Q.  Is it of concern you played for three hours?  You seem pretty fresh.
MARIA SHARAPOVA:  It was a long time.  I don't know if it was like the breaks or in between the sets or‑‑ I don't know.  It didn't seem as long as it actually was.

Q.  So physically...
MARIA SHARAPOVA:  There was a lot going on in the match, I guess.  Like the injury timeout, the break, it seemed like that added another like 35 minutes to the match.

Q.  In between the second and third set?
MARIA SHARAPOVA:  No, and then the injury break.  It seemed like there was so much going on, but I actually thought tennis‑wise‑‑ and I think most of us probably took most of the time we have in between points.  So that probably makes it longer.
But it didn't seem actually that we were like having 30‑ball rallies and nonstop for three‑and‑a‑half hours.

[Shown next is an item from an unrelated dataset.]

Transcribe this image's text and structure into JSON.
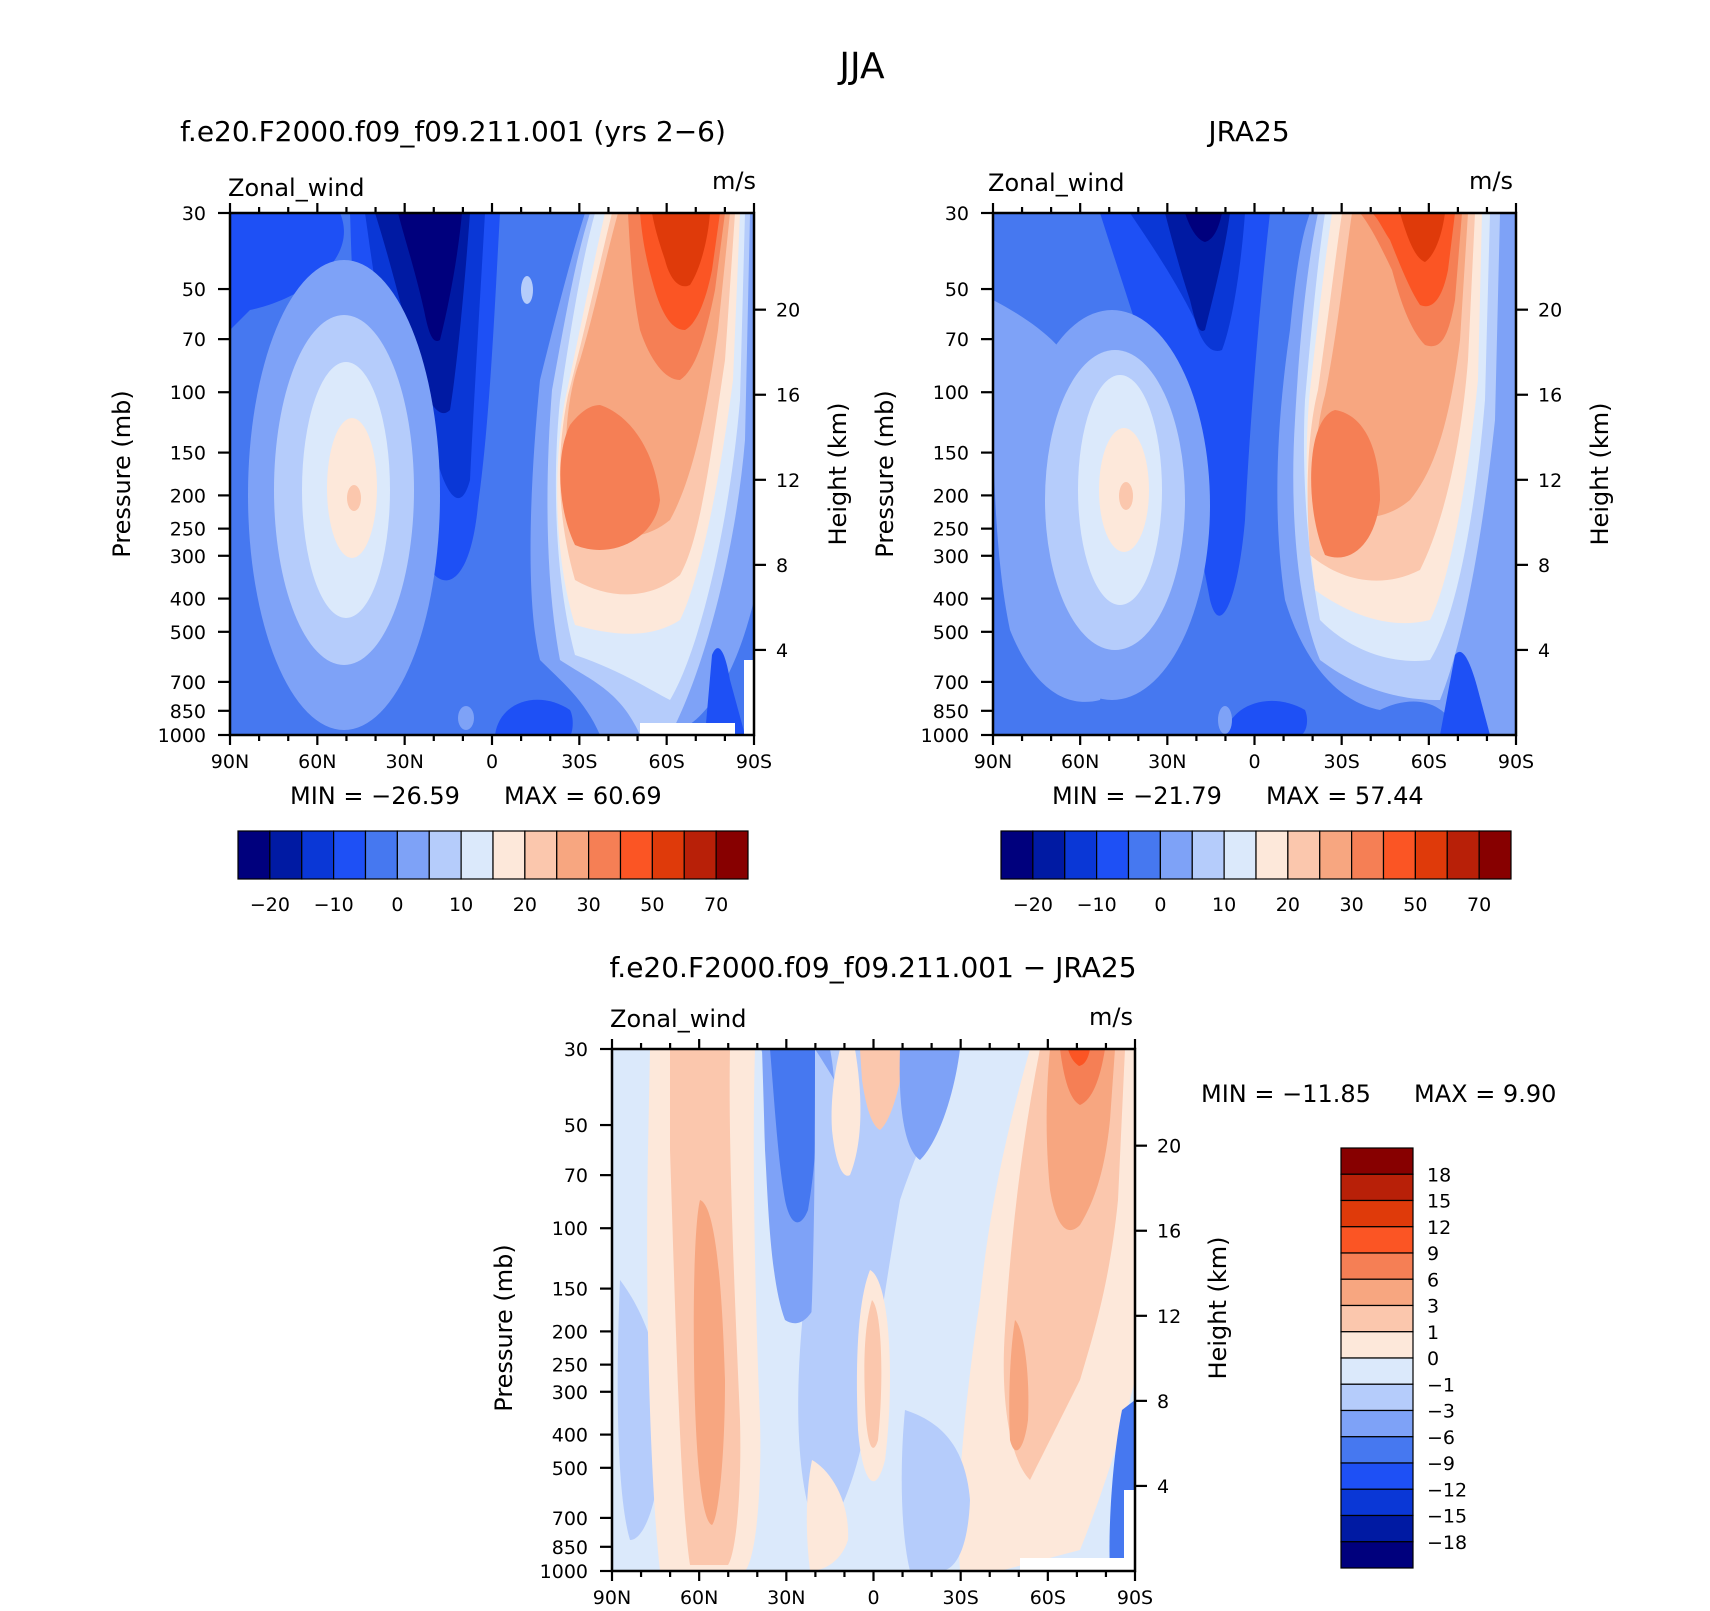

Q.  Playing the same player so many times all these different tournaments, how much of a motivating factor can revenge be for you?
MARIA SHARAPOVA:  Yeah, definitely.  You mean against Maria today or just in general?

Q.  Her and in general.
MARIA SHARAPOVA:  Yeah, for sure.  When you play against someone that you've faced the previous time and you lost to especially you always think about that match and you certainly want to get your revenge.  That was definitely on my mind going into the match.  I certainly didn't want to lose to her twice.
But, yeah, it's just looking at it like, Well, I'm facing somebody that has either beaten me, had a really tough match against, so what am I going to do to change those things around in my favor.

Q.  Are you conscious about it being a factor on your opponent's side, as well?  You and Ivanovic haven't played since the Australian Open final.
MARIA SHARAPOVA:  I'm not sure.  I think everyone has a different feeling and perspective in the way their process is either before or during the match.  So everybody's different.